23-12-2020
Mi fisioterapeuta, un joven voluntarioso cuya habilidad para atenuar las dolencias que me aquejan es indudable, suele a veces poner cara de póquer con las respuestas que le doy. Él me recibe jovial, con la esperanza de que el tratamiento haya mejorado las cosas, y yo me presento lacónico y circunspecto, entre resignado y alterado porque las molestias no han desaparecido. Y debe pensar: «Pero tú, ¿te crees que soy el fisioterapeuta o la Virgen de Lourdes?» Es en ese momento cuando empiezo a ser consciente de la radical injusticia que supone mi comportamiento, e inmediatamente trato de disculparme, reconociendo su buen hacer.
Y es que nos cuesta un mundo aceptar el dolor. Se ha generalizado en nuestra cultura la idea de que podemos y debemos evitar el dolor en cualquiera de sus manifestaciones. No hay más que ver cómo proliferan los libros, tutoriales y herramientas de autoayuda que nos muestran la vida sin dolor y sin preocupaciones. Para todo se nos ofrecen remedios y soluciones. No aceptamos la fragilidad y, cuando se nos revela tan evidente e indiscutible (como ocurre con la actual pandemia), la rechazamos de un modo irracional, irascible, vehemente. No reconocemos la debilidad de nuestra fuerza (o la fuerza de nuestra debilidad). Nos hemos acostumbrado tanto a la inmediatez en la resolución de los deseos y apetencias que el natural devenir de los acontecimientos nos descoloca. Como afirma F. Elorriaga en Secretos del corazón, «la fragilidad es una lección de realismo (...) En un mundo de soberbia y orgullo, no hay cabida para la fragilidad, no hay sitio para la humildad».

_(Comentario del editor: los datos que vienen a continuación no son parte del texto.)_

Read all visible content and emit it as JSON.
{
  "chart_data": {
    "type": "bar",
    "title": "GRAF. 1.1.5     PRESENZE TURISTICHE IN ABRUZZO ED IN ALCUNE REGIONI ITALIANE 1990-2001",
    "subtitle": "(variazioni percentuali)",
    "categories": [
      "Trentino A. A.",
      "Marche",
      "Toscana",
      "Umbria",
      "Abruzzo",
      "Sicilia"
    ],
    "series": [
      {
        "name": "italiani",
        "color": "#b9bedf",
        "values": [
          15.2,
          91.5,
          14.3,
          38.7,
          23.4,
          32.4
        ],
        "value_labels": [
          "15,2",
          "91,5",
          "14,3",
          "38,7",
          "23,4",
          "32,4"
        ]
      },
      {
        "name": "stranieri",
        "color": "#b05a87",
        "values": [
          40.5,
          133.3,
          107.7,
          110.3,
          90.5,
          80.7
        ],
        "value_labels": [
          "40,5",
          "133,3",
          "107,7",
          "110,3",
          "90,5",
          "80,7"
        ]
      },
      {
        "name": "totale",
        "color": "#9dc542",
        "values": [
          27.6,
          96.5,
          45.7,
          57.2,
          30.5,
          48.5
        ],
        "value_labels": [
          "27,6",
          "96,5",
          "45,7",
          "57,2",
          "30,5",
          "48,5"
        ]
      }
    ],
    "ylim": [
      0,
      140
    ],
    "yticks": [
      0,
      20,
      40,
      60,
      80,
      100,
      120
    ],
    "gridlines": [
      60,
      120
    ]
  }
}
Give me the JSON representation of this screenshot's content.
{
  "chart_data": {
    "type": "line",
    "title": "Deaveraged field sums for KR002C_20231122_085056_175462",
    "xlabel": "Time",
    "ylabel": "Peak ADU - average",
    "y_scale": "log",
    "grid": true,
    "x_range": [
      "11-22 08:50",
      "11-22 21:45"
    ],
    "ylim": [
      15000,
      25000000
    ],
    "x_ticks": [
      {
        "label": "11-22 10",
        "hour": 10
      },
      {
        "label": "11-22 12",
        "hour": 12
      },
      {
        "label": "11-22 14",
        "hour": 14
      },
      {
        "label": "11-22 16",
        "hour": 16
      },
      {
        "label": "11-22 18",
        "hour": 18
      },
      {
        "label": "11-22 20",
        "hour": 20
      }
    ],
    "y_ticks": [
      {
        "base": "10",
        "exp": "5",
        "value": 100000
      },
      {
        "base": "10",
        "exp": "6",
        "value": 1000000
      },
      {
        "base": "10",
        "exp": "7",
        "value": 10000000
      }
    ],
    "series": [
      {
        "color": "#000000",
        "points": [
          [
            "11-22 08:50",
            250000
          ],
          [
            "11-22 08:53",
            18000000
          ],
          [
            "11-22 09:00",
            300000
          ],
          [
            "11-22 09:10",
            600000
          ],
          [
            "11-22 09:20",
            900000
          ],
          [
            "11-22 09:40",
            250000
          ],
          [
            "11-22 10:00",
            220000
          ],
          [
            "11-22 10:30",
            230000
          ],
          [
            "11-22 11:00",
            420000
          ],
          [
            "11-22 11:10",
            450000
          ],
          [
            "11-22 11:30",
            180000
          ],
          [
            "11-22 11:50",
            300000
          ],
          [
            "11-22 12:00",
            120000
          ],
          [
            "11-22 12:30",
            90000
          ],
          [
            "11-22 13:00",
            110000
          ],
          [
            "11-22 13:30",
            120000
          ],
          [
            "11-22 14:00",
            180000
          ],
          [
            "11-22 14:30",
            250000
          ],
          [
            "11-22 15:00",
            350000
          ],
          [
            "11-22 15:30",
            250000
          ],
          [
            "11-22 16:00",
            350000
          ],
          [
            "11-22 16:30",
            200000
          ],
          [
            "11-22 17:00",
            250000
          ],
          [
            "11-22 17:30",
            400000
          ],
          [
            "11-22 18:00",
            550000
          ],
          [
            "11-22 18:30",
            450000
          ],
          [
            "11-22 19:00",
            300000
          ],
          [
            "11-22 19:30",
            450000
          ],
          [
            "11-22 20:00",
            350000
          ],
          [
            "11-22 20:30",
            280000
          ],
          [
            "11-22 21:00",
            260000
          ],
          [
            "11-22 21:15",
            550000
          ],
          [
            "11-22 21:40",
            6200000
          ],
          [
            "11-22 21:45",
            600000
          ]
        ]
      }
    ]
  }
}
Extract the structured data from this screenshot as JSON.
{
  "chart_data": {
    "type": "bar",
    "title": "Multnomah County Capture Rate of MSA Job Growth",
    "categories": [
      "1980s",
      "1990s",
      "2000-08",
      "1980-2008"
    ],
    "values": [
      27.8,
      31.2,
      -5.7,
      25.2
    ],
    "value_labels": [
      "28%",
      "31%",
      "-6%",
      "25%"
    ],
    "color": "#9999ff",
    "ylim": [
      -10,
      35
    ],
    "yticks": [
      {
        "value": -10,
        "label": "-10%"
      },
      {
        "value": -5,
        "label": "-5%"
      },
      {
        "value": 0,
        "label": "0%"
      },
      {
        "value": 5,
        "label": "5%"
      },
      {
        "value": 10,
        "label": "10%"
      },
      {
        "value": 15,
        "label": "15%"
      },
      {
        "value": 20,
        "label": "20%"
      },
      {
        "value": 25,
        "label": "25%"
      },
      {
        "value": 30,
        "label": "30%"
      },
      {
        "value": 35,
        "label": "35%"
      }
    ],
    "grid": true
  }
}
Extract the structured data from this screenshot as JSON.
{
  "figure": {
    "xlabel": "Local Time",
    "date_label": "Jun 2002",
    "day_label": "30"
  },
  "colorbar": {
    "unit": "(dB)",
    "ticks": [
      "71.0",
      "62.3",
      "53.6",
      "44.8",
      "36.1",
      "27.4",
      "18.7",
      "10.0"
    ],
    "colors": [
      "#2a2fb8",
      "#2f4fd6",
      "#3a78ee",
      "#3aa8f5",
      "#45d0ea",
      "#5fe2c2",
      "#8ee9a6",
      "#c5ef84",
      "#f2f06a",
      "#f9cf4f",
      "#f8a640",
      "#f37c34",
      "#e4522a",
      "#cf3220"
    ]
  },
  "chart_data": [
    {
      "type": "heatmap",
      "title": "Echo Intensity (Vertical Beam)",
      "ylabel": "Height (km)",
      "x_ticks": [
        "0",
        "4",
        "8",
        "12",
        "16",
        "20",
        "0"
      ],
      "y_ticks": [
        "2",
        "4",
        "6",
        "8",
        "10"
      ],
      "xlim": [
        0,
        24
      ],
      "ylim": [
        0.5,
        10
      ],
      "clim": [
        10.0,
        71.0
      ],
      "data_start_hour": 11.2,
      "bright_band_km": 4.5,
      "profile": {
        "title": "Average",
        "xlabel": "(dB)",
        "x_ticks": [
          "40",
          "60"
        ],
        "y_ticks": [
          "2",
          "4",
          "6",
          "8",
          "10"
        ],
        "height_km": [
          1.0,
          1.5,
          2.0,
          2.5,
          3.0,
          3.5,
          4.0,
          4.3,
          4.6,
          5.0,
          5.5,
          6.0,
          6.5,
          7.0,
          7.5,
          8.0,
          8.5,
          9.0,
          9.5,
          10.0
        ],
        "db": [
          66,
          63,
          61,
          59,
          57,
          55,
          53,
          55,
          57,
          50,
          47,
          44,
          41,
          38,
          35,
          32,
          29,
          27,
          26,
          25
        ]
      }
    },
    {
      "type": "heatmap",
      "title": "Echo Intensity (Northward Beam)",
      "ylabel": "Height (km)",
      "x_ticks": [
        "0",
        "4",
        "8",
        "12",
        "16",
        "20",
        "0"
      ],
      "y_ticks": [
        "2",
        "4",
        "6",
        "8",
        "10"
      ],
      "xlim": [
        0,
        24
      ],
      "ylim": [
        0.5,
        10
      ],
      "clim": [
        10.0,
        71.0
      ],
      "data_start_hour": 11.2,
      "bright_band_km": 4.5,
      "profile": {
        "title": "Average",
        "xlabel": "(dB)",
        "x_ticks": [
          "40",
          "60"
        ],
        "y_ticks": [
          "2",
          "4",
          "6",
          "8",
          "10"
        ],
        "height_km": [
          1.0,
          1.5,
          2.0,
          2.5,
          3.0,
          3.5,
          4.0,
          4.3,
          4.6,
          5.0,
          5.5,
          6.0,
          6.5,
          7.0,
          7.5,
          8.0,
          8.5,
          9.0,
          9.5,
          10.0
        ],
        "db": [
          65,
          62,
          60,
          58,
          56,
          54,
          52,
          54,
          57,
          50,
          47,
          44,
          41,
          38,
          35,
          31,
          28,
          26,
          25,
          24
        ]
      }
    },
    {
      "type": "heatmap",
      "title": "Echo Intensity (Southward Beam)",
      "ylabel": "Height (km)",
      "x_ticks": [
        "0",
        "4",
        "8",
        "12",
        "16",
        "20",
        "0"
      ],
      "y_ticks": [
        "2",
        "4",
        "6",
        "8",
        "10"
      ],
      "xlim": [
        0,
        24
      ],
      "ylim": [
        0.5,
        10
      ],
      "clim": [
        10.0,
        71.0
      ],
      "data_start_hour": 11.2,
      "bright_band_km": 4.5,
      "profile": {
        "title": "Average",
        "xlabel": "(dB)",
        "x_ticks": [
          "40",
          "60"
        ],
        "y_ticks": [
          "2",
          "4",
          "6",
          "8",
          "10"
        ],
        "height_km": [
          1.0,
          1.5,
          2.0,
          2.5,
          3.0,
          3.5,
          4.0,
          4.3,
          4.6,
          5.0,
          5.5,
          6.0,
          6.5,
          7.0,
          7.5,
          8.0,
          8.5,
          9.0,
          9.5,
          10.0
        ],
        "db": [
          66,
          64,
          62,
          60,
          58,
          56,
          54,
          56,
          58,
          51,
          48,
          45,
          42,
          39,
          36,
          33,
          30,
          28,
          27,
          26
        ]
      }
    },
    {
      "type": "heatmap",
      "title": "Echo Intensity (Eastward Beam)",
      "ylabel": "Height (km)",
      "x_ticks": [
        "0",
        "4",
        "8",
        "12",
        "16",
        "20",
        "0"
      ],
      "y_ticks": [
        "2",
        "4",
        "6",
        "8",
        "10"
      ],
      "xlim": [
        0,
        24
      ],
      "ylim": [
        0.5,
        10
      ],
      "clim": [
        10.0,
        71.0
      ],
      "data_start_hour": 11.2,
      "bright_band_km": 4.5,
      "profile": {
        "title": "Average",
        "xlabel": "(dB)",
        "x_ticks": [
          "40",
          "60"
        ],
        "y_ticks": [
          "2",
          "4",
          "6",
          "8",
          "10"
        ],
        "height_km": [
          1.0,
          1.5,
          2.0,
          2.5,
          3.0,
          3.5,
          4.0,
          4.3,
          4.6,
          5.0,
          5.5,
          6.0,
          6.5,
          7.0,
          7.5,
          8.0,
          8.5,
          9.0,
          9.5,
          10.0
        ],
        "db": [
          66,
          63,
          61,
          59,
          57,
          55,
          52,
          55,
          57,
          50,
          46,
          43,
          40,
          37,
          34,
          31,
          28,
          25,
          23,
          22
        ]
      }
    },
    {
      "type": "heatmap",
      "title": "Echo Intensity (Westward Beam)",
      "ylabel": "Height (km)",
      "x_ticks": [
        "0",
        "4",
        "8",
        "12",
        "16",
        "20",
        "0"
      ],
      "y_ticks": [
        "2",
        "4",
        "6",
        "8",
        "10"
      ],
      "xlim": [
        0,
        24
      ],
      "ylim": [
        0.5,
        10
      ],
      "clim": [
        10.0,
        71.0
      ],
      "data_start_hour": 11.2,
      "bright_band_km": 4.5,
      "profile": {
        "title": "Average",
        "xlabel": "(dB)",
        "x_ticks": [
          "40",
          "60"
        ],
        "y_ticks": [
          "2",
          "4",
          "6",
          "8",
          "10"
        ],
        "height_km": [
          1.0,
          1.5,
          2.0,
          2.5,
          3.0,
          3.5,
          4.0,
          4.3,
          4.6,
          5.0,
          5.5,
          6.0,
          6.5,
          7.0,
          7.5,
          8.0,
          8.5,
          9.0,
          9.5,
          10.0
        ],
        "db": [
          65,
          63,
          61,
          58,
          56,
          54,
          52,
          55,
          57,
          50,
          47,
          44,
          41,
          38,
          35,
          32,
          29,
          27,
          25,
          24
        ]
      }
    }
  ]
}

La Navidad que estamos a punto de celebrar tiene mucho que ver con esta idea, porque nos revela a Dios encarnado, presente en nuestra historia, desde la cuna hasta la salvación, sin renunciar a la Pasión. El Misterio que conmueve y transforma, que interroga y agita, que todo lo trastoca con el silencio más elocuente, con la revolución más pacífica, con la paz más revolucionaria... La cuna y la cruz. Cuando contemplamos el desenlace de la Pasión nos sacuden interrogantes que tienen que ver con la exigencia y la entrega: ¿tiene sentido el dolor? Y el silencio de Dios que no nos da ninguna explicación sobre el dolor; porque el dolor, la enfermedad, el sufrimiento no se pueden explicar. Incluso el Hijo de Dios hubo de sufrir y padecer, pero no estaba solo. Y en su abandono al Padre radica la sublimación de la esperanza. La Pasión es de este modo la culminación de una historia de amor radical, infinito.
Ecce homo, he aquí el hombre. El hágase de María fue el comienzo... La cruz, el símbolo que me identifica como creyente, me muestra el sentido del dolor, el sentido de mi vida. Cuando vuelva a citarme con mi joven fisioterapeuta llevaré la sonrisa por delante y el reconocimiento previo de que, gracias a él, mis dolores físicos serán más leves –en cualquier caso, no debo engañarme; mi traumatóloga, apoyándose en evidencias científicas ya me ha sacado de dudas: la edad no perdona. Y cuanto antes lo acepte, menor será el trauma–.